What we won’t see during the first, or any subsequent, round of applications will be .CAT for Caterpillar. Caterpillar, Inc. is known extensively as CAT – it even owns the domain name CAT.com and has trademark registrations for “CAT” dating back to the 1980s.
.CAT, however, was approved in 2005 as a sponsored TLD for the Catalan speaking community. Since then, only about 49,000 domains have been registered, according to its website.
So where does that leave CAT if its major competitors all end up with their own branded gTLDs? Certainly it could apply for .CATERPILLAR, but that extension is much more cumbersome and would undo decades of branding around the “CAT” name. I would be interested to know how CAT first reacted when it learned of the approval of the .CAT TLD, and what it thinks about its de facto exclusion from applying for its own branded gTLD.
Perhaps CAT will consider seeking some other action against ICANN. Then again, no domain ending in .CATERPILLAR can compare to its current domain, CAT.com. So perhaps it will continue to market that domain and save the cost of operating its own registry.

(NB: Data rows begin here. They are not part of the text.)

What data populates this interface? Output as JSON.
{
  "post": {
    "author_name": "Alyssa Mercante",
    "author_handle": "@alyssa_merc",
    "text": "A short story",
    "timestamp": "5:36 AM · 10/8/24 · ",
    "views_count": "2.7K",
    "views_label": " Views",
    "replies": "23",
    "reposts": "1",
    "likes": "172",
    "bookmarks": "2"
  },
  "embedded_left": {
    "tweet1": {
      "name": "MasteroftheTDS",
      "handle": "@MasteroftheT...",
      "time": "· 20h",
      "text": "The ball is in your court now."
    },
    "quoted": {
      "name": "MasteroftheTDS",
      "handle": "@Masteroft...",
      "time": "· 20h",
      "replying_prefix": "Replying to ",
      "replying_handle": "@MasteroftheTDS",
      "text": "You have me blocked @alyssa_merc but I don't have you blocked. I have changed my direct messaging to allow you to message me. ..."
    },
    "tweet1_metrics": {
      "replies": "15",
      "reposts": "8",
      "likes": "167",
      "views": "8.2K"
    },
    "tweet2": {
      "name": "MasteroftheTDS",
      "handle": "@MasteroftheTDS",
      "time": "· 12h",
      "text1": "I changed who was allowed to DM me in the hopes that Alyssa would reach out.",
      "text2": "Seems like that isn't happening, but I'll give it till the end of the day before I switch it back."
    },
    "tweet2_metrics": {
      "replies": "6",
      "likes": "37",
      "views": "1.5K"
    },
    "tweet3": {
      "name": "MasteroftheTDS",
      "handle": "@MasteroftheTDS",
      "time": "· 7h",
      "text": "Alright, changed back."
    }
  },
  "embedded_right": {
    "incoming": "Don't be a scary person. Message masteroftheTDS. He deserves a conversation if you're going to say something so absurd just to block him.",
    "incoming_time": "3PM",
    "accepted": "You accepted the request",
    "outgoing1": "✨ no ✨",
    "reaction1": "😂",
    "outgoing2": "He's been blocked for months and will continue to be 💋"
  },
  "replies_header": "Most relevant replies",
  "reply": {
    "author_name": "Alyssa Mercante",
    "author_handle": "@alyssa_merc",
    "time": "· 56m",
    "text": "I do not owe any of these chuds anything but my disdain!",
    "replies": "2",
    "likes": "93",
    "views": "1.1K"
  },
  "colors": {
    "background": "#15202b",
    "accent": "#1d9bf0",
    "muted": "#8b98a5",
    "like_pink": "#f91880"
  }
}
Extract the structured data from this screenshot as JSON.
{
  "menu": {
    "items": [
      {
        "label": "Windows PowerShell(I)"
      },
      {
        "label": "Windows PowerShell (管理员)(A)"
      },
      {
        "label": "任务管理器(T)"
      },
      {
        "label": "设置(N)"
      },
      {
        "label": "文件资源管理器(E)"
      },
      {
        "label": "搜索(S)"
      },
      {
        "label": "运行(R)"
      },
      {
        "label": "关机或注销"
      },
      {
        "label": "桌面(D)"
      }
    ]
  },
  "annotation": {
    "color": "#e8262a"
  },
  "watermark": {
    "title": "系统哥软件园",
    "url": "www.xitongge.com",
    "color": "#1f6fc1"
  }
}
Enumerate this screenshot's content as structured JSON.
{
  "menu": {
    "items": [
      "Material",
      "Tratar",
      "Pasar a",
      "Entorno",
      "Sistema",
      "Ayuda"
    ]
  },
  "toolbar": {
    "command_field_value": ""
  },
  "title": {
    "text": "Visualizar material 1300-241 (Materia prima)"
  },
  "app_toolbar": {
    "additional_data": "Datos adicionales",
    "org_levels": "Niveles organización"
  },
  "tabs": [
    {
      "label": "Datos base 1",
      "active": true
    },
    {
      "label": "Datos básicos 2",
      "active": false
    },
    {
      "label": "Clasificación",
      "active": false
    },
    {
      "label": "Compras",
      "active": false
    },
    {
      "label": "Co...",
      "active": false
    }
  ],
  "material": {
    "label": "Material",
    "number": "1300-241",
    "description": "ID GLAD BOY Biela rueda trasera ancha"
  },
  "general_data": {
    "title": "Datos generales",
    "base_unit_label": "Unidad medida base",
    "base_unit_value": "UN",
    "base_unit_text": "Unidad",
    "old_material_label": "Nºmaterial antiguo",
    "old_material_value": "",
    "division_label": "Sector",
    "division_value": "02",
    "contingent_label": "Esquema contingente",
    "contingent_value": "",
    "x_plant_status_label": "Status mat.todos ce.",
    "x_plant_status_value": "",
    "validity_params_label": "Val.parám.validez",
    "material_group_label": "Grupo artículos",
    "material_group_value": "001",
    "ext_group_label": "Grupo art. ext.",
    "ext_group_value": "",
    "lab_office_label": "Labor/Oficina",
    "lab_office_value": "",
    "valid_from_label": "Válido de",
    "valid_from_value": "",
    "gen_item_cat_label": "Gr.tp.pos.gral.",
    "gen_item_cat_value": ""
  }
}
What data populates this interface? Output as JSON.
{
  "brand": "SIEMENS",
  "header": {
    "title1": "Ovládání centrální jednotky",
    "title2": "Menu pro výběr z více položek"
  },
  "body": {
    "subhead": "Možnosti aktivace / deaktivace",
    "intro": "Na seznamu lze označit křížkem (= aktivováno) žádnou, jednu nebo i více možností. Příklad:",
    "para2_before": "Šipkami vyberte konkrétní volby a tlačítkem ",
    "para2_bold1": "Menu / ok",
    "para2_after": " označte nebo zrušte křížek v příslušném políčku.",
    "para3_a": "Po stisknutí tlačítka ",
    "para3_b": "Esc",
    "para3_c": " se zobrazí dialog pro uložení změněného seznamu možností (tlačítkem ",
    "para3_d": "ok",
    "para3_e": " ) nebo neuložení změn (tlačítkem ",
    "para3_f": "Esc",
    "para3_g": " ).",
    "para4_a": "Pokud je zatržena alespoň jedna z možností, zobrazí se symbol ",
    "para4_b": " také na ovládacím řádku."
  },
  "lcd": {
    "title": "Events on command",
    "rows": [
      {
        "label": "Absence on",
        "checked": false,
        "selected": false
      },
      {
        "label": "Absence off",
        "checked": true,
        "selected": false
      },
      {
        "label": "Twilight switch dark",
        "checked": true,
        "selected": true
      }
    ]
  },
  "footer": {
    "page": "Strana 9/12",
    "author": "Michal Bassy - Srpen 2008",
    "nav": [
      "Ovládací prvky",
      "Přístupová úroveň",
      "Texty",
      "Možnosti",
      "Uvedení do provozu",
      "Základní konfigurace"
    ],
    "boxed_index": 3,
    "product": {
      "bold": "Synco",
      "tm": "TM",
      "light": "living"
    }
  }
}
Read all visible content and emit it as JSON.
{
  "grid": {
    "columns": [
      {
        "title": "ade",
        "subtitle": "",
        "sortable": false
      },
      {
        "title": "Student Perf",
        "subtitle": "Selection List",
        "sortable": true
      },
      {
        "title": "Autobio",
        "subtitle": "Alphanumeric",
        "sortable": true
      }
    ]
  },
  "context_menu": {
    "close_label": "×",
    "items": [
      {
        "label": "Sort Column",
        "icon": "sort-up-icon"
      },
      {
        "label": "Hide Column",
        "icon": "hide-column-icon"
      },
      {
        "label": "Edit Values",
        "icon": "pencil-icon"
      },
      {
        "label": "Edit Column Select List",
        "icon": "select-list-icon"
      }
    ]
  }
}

According to its latest timeline, ICANN predicts that the Board will consider and potentially approve the Guidebook at the end of June, meaning the first round of applications will likely not open for many months – perhaps not until late 2011, assuming things go smoothly for ICANN. One day, companies will face decisions like the one CAT faces. For the time being, no need to lose sleep; new gTLDs have not yet become a reality.